Ныряние на глубину и марихуана, подумал Палавек. Они опьянили и вызвали болтливость. Он взглянул на Нюана, посылавшего малайца за лангустами. Лицо вьетнамца, как обычно, оставалось равнодушным. Такое выражение его земляки называют, кажется, союзом элемента «огонь» с элементом «вода», что символизирует высшее проявление гармонии и уравновешенности в характере.
— Придется сдаваться Майклу Цзо, хо-хо-хо-хо! Такова, видно, воля неба... Что ж, тем легче станет жизнь!
Нюан еще с минуту похохатывал.
— Вот именно, сдаваться, — сказал малаец. Его пошатывало, он не попадал ногой в штанину. — Как Красному, который уже сдался...
Вот именно, сдался, подумал Палавек. Лучше не скажешь.
... Малаец все-таки не высадился на берег. В плоскодонке, на которой полчаса выгребали, преодолевая кромку прибоя, серебрившегося в предутренних, тронутых на горизонте полоской желтизны сумерках, не сказали ни слова. Палавек спрыгнул в воду, едва различил низкоствольные деревья с жирными ветвями, поднимавшиеся из ила, в котором увяз до колен. Брел, выдирая ступни, высматривал среди мясистых листьев какой пошире. Подтянул его ко рту и выпил скопившуюся в нем дождевую влагу. Ломиться через заросли, которые, вероятно, тянулись по мелководью два, а то и три километра, не стоило: вымотаешься задолго до суши. А прогалина где-нибудь да должна была найтись.
Палавек набрел на песчаную косу, когда уже рассвело. Белый пляж уходил далеко в море. Серые крабики, спасаясь, ввинчивались во влажный песок и, исчезая, вызывали иллюзию двигающейся поверхности. Пляж уходил из-под ног, словно его растягивало в разные стороны.
Палавек взял направление к одиночным сахарным пальмам. За ними начался лес, в которых хороводами теснились вокруг болотистых бочагов деревья. Вдали прошли два вертолета.
Он вздрогнул. Впереди, метрах в ста пятидесяти, вспорхнули дикие голуби. Сделали петлю. В той стороне одна за другой прогрохотали гранаты. Взрывы подтянули гудение вертолетов.
Палавек лег в траву. Начинался четверг 17 февраля 1983 года, вторая половина месяца. Батальонам четвертой армии, действовавший против повстанцев в этом районе, средства выделялись помесячно.
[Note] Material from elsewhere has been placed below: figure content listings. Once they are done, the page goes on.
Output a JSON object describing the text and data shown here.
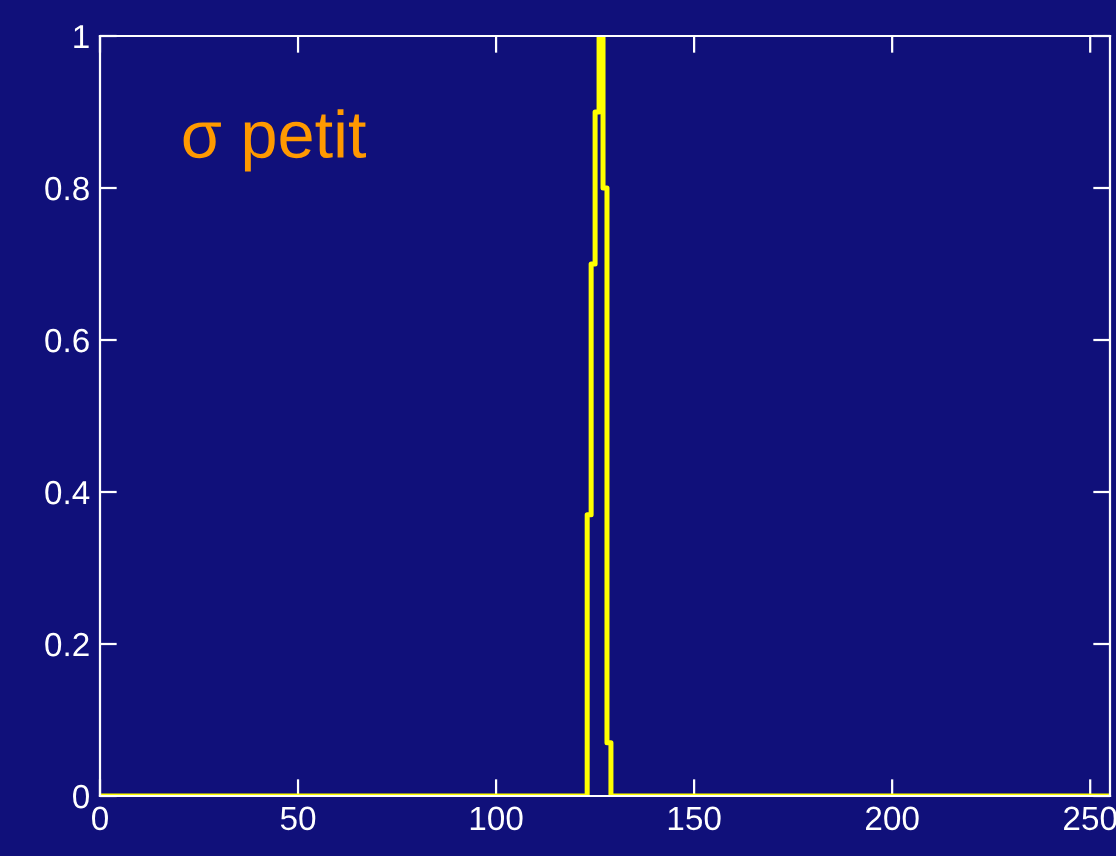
{
  "chart_data": {
    "type": "step",
    "x": [
      0,
      123,
      124,
      125,
      126,
      127,
      128,
      129,
      255
    ],
    "series": [
      {
        "color": "#ffff00",
        "values": [
          0,
          0.37,
          0.7,
          0.9,
          1,
          0.8,
          0.07,
          0,
          0
        ]
      }
    ],
    "xlim": [
      0,
      255
    ],
    "ylim": [
      0,
      1
    ],
    "xticks": [
      0,
      50,
      100,
      150,
      200,
      250
    ],
    "yticks": [
      0,
      0.2,
      0.4,
      0.6,
      0.8,
      1
    ],
    "annotations": [
      "σ petit"
    ],
    "grid": false,
    "legend": false
  }
}
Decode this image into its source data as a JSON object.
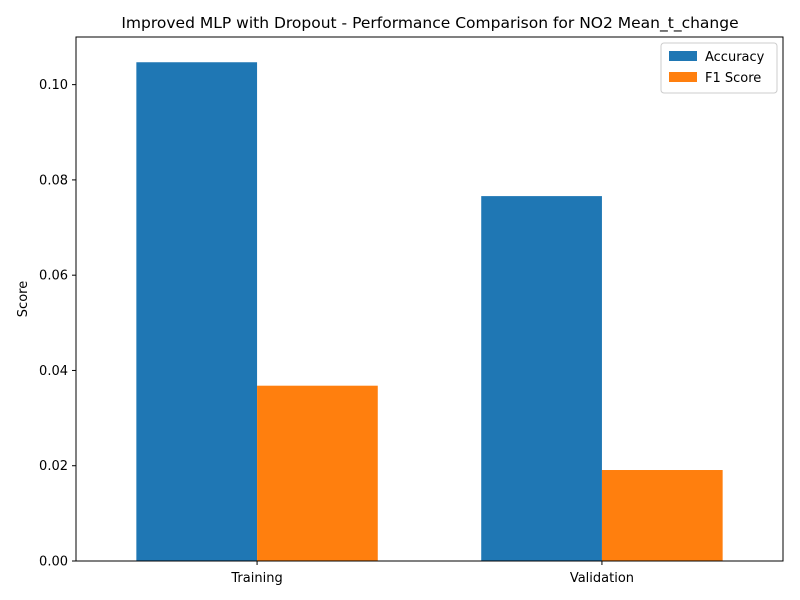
{
  "chart_data": {
    "type": "bar",
    "title": "Improved MLP with Dropout - Performance Comparison for NO2 Mean_t_change",
    "xlabel": "",
    "ylabel": "Score",
    "categories": [
      "Training",
      "Validation"
    ],
    "series": [
      {
        "name": "Accuracy",
        "color": "#1f77b4",
        "values": [
          0.1047,
          0.0766
        ]
      },
      {
        "name": "F1 Score",
        "color": "#ff7f0e",
        "values": [
          0.0368,
          0.0191
        ]
      }
    ],
    "ylim": [
      0,
      0.11
    ],
    "yticks": [
      0.0,
      0.02,
      0.04,
      0.06,
      0.08,
      0.1
    ],
    "ytick_labels": [
      "0.00",
      "0.02",
      "0.04",
      "0.06",
      "0.08",
      "0.10"
    ],
    "grid": false,
    "legend_position": "top-right"
  }
}
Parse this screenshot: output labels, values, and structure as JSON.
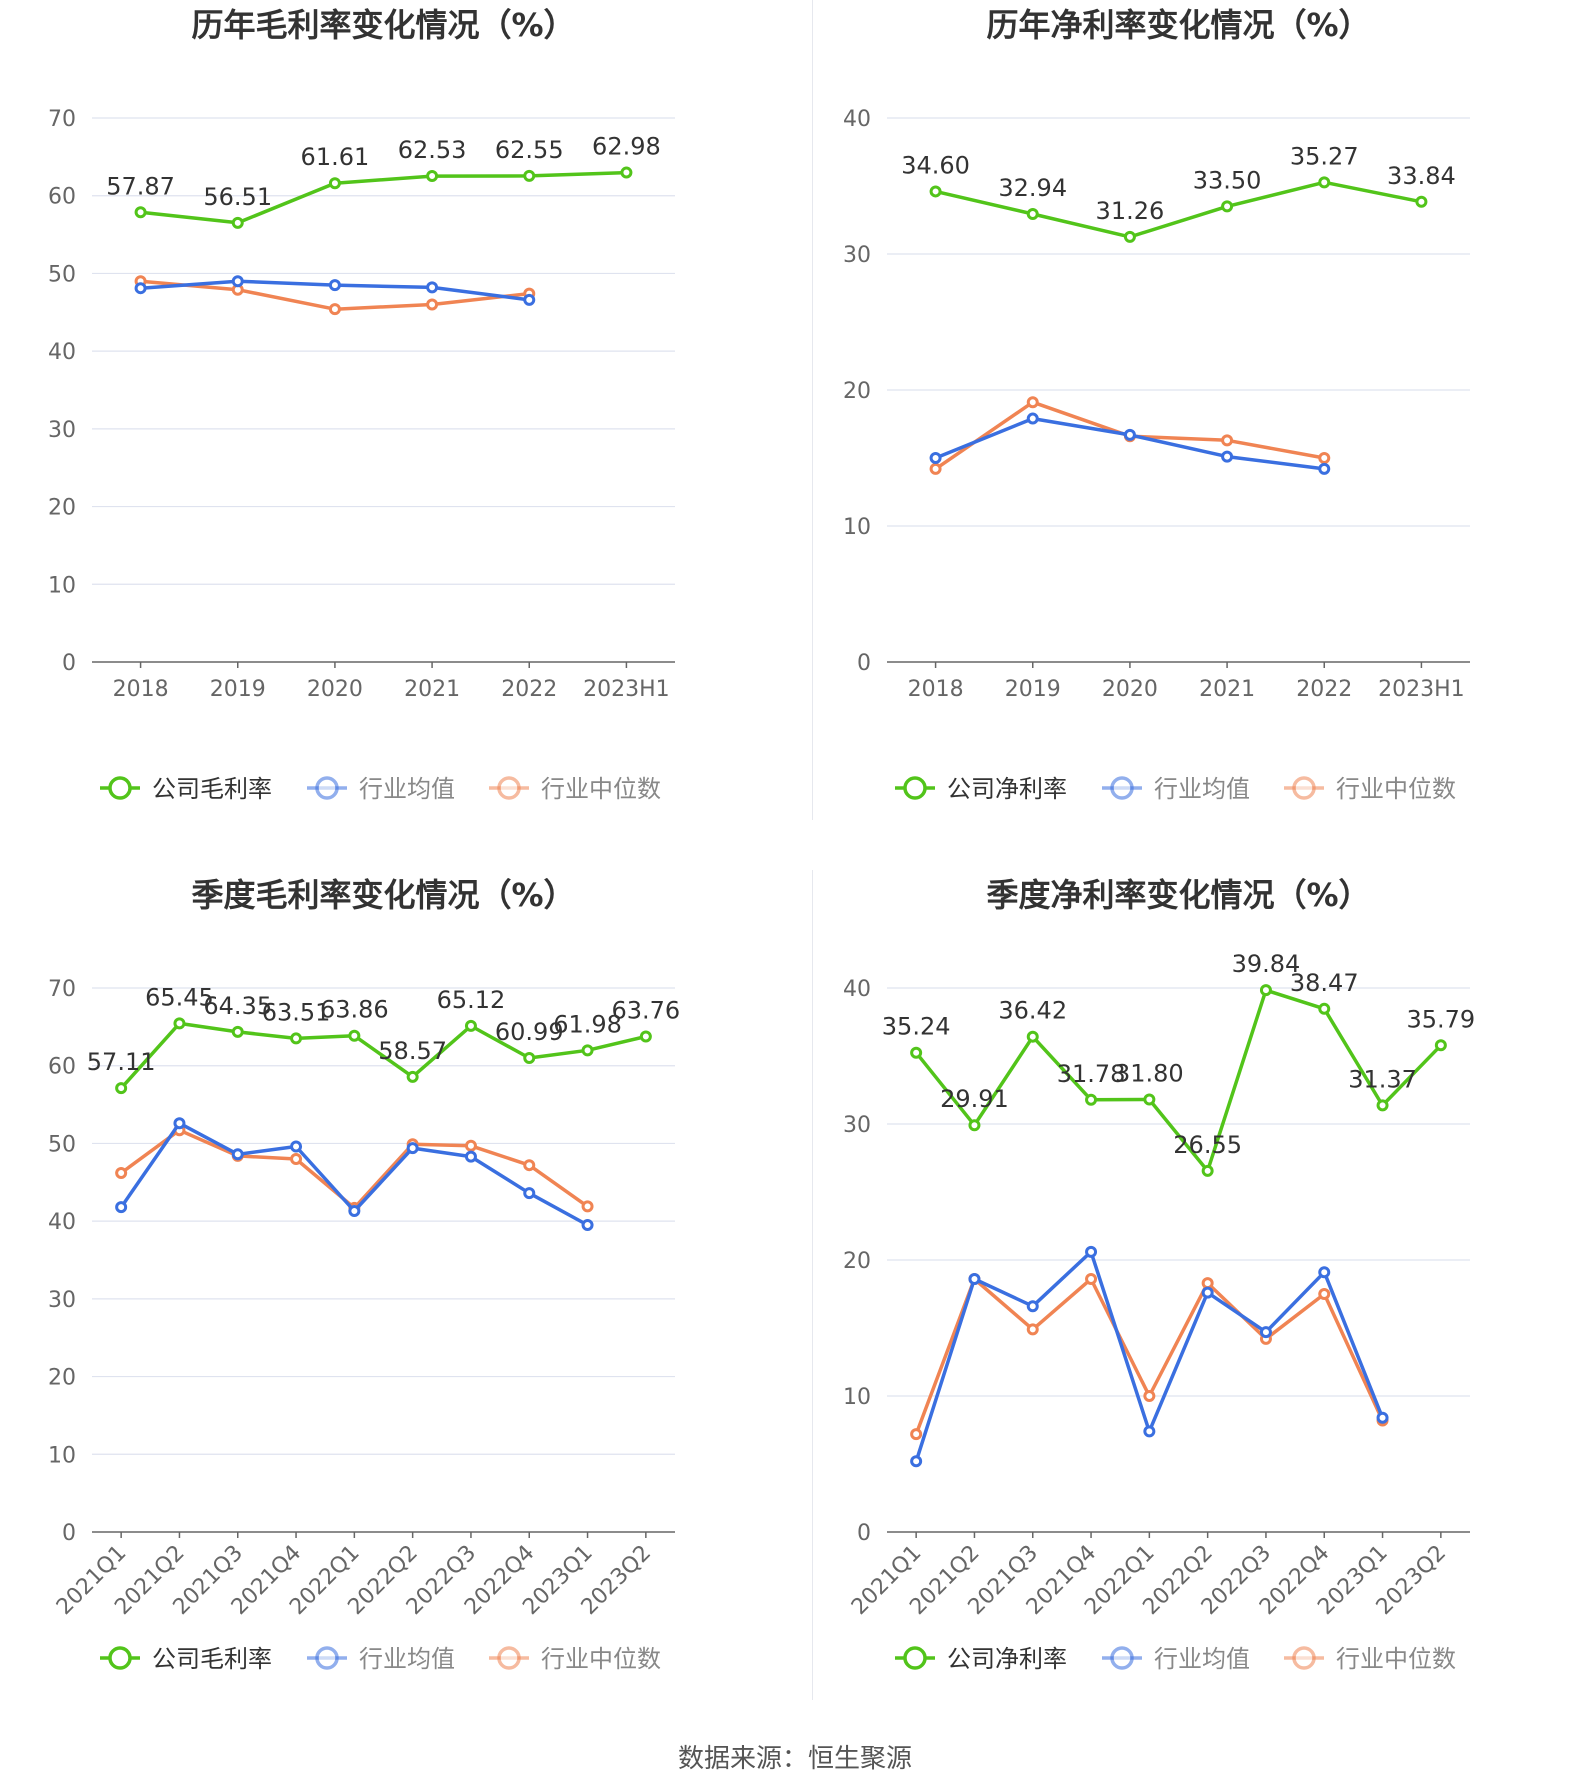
{
  "footer": {
    "source": "数据来源：恒生聚源"
  },
  "colors": {
    "company": "#52c41a",
    "industry_avg": "#3a6fe0",
    "industry_median": "#f08453",
    "grid": "#dfe3ef",
    "axis": "#666666",
    "label": "#333333"
  },
  "chart_data": [
    {
      "id": "annual-gross",
      "type": "line",
      "title": "历年毛利率变化情况（%）",
      "categories": [
        "2018",
        "2019",
        "2020",
        "2021",
        "2022",
        "2023H1"
      ],
      "ylim": [
        0,
        70
      ],
      "yticks": [
        0,
        10,
        20,
        30,
        40,
        50,
        60,
        70
      ],
      "xlabel": "",
      "ylabel": "",
      "rotate_labels": false,
      "legend": "bottom",
      "series": [
        {
          "name": "公司毛利率",
          "key": "company",
          "values": [
            57.87,
            56.51,
            61.61,
            62.53,
            62.55,
            62.98
          ],
          "labels": [
            "57.87",
            "56.51",
            "61.61",
            "62.53",
            "62.55",
            "62.98"
          ]
        },
        {
          "name": "行业均值",
          "key": "industry_avg",
          "values": [
            48.1,
            49.0,
            48.5,
            48.2,
            46.6,
            null
          ]
        },
        {
          "name": "行业中位数",
          "key": "industry_median",
          "values": [
            49.0,
            47.9,
            45.4,
            46.0,
            47.4,
            null
          ]
        }
      ]
    },
    {
      "id": "annual-net",
      "type": "line",
      "title": "历年净利率变化情况（%）",
      "categories": [
        "2018",
        "2019",
        "2020",
        "2021",
        "2022",
        "2023H1"
      ],
      "ylim": [
        0,
        40
      ],
      "yticks": [
        0,
        10,
        20,
        30,
        40
      ],
      "xlabel": "",
      "ylabel": "",
      "rotate_labels": false,
      "legend": "bottom",
      "series": [
        {
          "name": "公司净利率",
          "key": "company",
          "values": [
            34.6,
            32.94,
            31.26,
            33.5,
            35.27,
            33.84
          ],
          "labels": [
            "34.60",
            "32.94",
            "31.26",
            "33.50",
            "35.27",
            "33.84"
          ]
        },
        {
          "name": "行业均值",
          "key": "industry_avg",
          "values": [
            15.0,
            17.9,
            16.7,
            15.1,
            14.2,
            null
          ]
        },
        {
          "name": "行业中位数",
          "key": "industry_median",
          "values": [
            14.2,
            19.1,
            16.6,
            16.3,
            15.0,
            null
          ]
        }
      ]
    },
    {
      "id": "quarterly-gross",
      "type": "line",
      "title": "季度毛利率变化情况（%）",
      "categories": [
        "2021Q1",
        "2021Q2",
        "2021Q3",
        "2021Q4",
        "2022Q1",
        "2022Q2",
        "2022Q3",
        "2022Q4",
        "2023Q1",
        "2023Q2"
      ],
      "ylim": [
        0,
        70
      ],
      "yticks": [
        0,
        10,
        20,
        30,
        40,
        50,
        60,
        70
      ],
      "xlabel": "",
      "ylabel": "",
      "rotate_labels": true,
      "legend": "bottom",
      "series": [
        {
          "name": "公司毛利率",
          "key": "company",
          "values": [
            57.11,
            65.45,
            64.35,
            63.51,
            63.86,
            58.57,
            65.12,
            60.99,
            61.98,
            63.76
          ],
          "labels": [
            "57.11",
            "65.45",
            "64.35",
            "63.51",
            "63.86",
            "58.57",
            "65.12",
            "60.99",
            "61.98",
            "63.76"
          ]
        },
        {
          "name": "行业均值",
          "key": "industry_avg",
          "values": [
            41.8,
            52.6,
            48.6,
            49.6,
            41.3,
            49.4,
            48.3,
            43.6,
            39.5,
            null
          ]
        },
        {
          "name": "行业中位数",
          "key": "industry_median",
          "values": [
            46.2,
            51.7,
            48.4,
            48.0,
            41.7,
            49.9,
            49.7,
            47.2,
            41.9,
            null
          ]
        }
      ]
    },
    {
      "id": "quarterly-net",
      "type": "line",
      "title": "季度净利率变化情况（%）",
      "categories": [
        "2021Q1",
        "2021Q2",
        "2021Q3",
        "2021Q4",
        "2022Q1",
        "2022Q2",
        "2022Q3",
        "2022Q4",
        "2023Q1",
        "2023Q2"
      ],
      "ylim": [
        0,
        40
      ],
      "yticks": [
        0,
        10,
        20,
        30,
        40
      ],
      "xlabel": "",
      "ylabel": "",
      "rotate_labels": true,
      "legend": "bottom",
      "series": [
        {
          "name": "公司净利率",
          "key": "company",
          "values": [
            35.24,
            29.91,
            36.42,
            31.78,
            31.8,
            26.55,
            39.84,
            38.47,
            31.37,
            35.79
          ],
          "labels": [
            "35.24",
            "29.91",
            "36.42",
            "31.78",
            "31.80",
            "26.55",
            "39.84",
            "38.47",
            "31.37",
            "35.79"
          ]
        },
        {
          "name": "行业均值",
          "key": "industry_avg",
          "values": [
            5.2,
            18.6,
            16.6,
            20.6,
            7.4,
            17.6,
            14.7,
            19.1,
            8.4,
            null
          ]
        },
        {
          "name": "行业中位数",
          "key": "industry_median",
          "values": [
            7.2,
            18.6,
            14.9,
            18.6,
            10.0,
            18.3,
            14.2,
            17.5,
            8.2,
            null
          ]
        }
      ]
    }
  ]
}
А еще в первых числах, как сообщил Цзо, вспыхнули ожесточенные бои, и рейнджеры, исчерпав боезапас, предусмотренный ассигнованиями, воздерживались теперь от операций. Так что встречи с армией не предусматривалось. Что же такое случилось?
Один вертолет кружил над лесом, второй, подняв тучу пыли и сухой травы, высыпал на землю отделение, с ленцой потянувшееся в сторону, где разорвались гранаты. Офицер, прикрыв ладонями сигарету, тщетно раскуривал ее под работающим винтом. Каска раскачивалась на локте. Новичок, видимо...
Солдаты вернулись с человеком в соломенной шляпе, который тянул на поводе розового буйвола. Скотина упиралась, прижимая рога к спине. Двое солдат вскочили на буйвола, к ним добавился третий, а человек в соломенной шляпе хлестанул по широкому заду скотины хворостиной. Пугаясь грохота мотора и вращающегося винта, буйвол не шел. Видно, встречали разведчика, сигнализировавшего гранатами.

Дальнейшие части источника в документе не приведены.